Le récit progresse, cependant, vers « le travail de mourir ». Avec la mort de l’oncle, la tante s’invente un nouveau rôle, fait de masques et de voiles, de déguisements et de costumes. Confrontée à sa toute jeune vie de veuve, elle ne perd rien de sa loufoquerie, de ses fantaisies, de ses « pétillements ». Après toute une vie passée aux côtés d’un fossoyeur qui en sait long sur la question des réductions ― des terres qui gardent les corps / de celles qui les mangent ―, la voilà « mariée avec un mort ». Et sans doute « fiancée à la mort elle-même ». Pourtant, quelque chose d’incongru l’inquiète. Comment expliquer qu’elle rapetisse ? Qu’elle diminue ? Qu’elle disparaisse ? Sur ce phénomène étrange, elle interroge sa nièce. Qui assiste, impuissante, à la réduction, de son vivant, de celle qu’elle aime tant. « Elle réduit petit à petit, à petit feu, de feu mon oncle. » Avec l’amenuisement de la tante, ce « feu qui couve » dans ce corps qui va son chemin vers la disparition et vers le gris des cendres, surgit dans le sommeil de la narratrice un rêve étonnant sur le « travail de mourir ». Un travail qui se fait dans une salle appropriée, semblable à la salle de travail de la mère en train de mettre au monde son enfant. Un travail avec préparatifs et cérémonial. Et suspendu à la porte, un petit écriteau mentionnant : « Mourant au travail, ne pas déranger ». Avec au verso : « Rêveur au travail, ne pas réveiller ».

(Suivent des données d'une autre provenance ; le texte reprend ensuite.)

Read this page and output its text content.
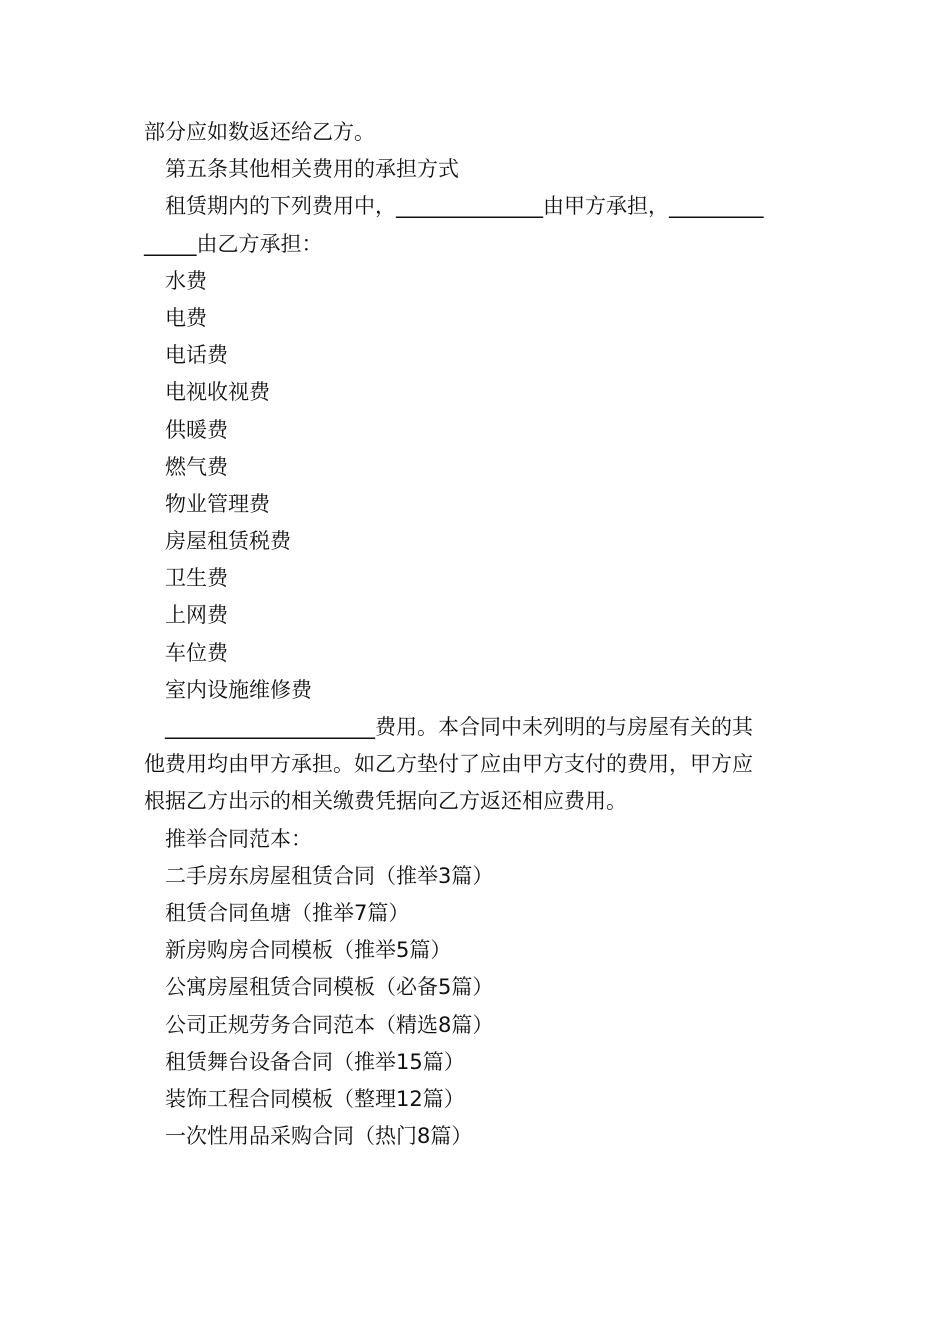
部分应如数返还给乙方。
第五条其他相关费用的承担方式
租赁期内的下列费用中，______________由甲方承担，_________
_____由乙方承担：
水费
电费
电话费
电视收视费
供暖费
燃气费
物业管理费
房屋租赁税费
卫生费
上网费
车位费
室内设施维修费
____________________费用。本合同中未列明的与房屋有关的其
他费用均由甲方承担。如乙方垫付了应由甲方支付的费用，甲方应
根据乙方出示的相关缴费凭据向乙方返还相应费用。
推举合同范本：
二手房东房屋租赁合同（推举3篇）
租赁合同鱼塘（推举7篇）
新房购房合同模板（推举5篇）
公寓房屋租赁合同模板（必备5篇）
公司正规劳务合同范本（精选8篇）
租赁舞台设备合同（推举15篇）
装饰工程合同模板（整理12篇）
一次性用品采购合同（热门8篇）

Que restera-t-il lorsque le gris aura tout envahi, repoussant les couleurs enjouées de la vieille dame dans des confins inaccessibles et oubliés ? Il restera « des histoires, des rêves, de la mémoire : du petit vent ». « Du petit vent » qui se faufile sous la peau, la faisant chatoyer de plaisir. Il restera une écriture talentueuse pour dire ce qui fut de cet « ici » que l’adolescente appelait « ici c’est toujours pareil ». Et le souvenir du « déhanchement grotesque » de la tante qui fait écrire à la nièce : « je me dis qu’on avance jamais qu’en boitant, et que je boite moi aussi, même si ça ne se voit pas. »
Ce récit bouleversant est accompagné de onze photographies de Claude Rouyer. Quelques décors : murs froids d’un crématorium ? Jeté de lit tricoté en patchwork, couette suspendue à une porte, lit inversé. Et une déclinaison de portraits en couleur d’une vieille dame hiératique dans ses voiles et ses masques, un peu chamane/fétichiste, ― tricotant une longue chevelure de femme ―, avec cornes de bélier pour habiller ses mains, hibou pour accompagner sa rêverie ; fée ou sorcière, ogresse dévoreuse d’enfant ? Peut-être. On devine, dans cet hommage silencieux, la tante préférée du récit, même si les photos ne sont jamais redondantes avec le texte. Bien au contraire, elles donnent au Travail de mourir sa couleur d’« inquiétante étrangeté ».
Un beau travail d’écriture/lecture/entrelaçage, dont le lecteur doit la publication à la jeune maison d’édition indépendante (créée en septembre 2011 par Frédérique Breuil et Mathilde Levesque) Les inaperçus (dont Le Travail de mourir est le quatrième opus).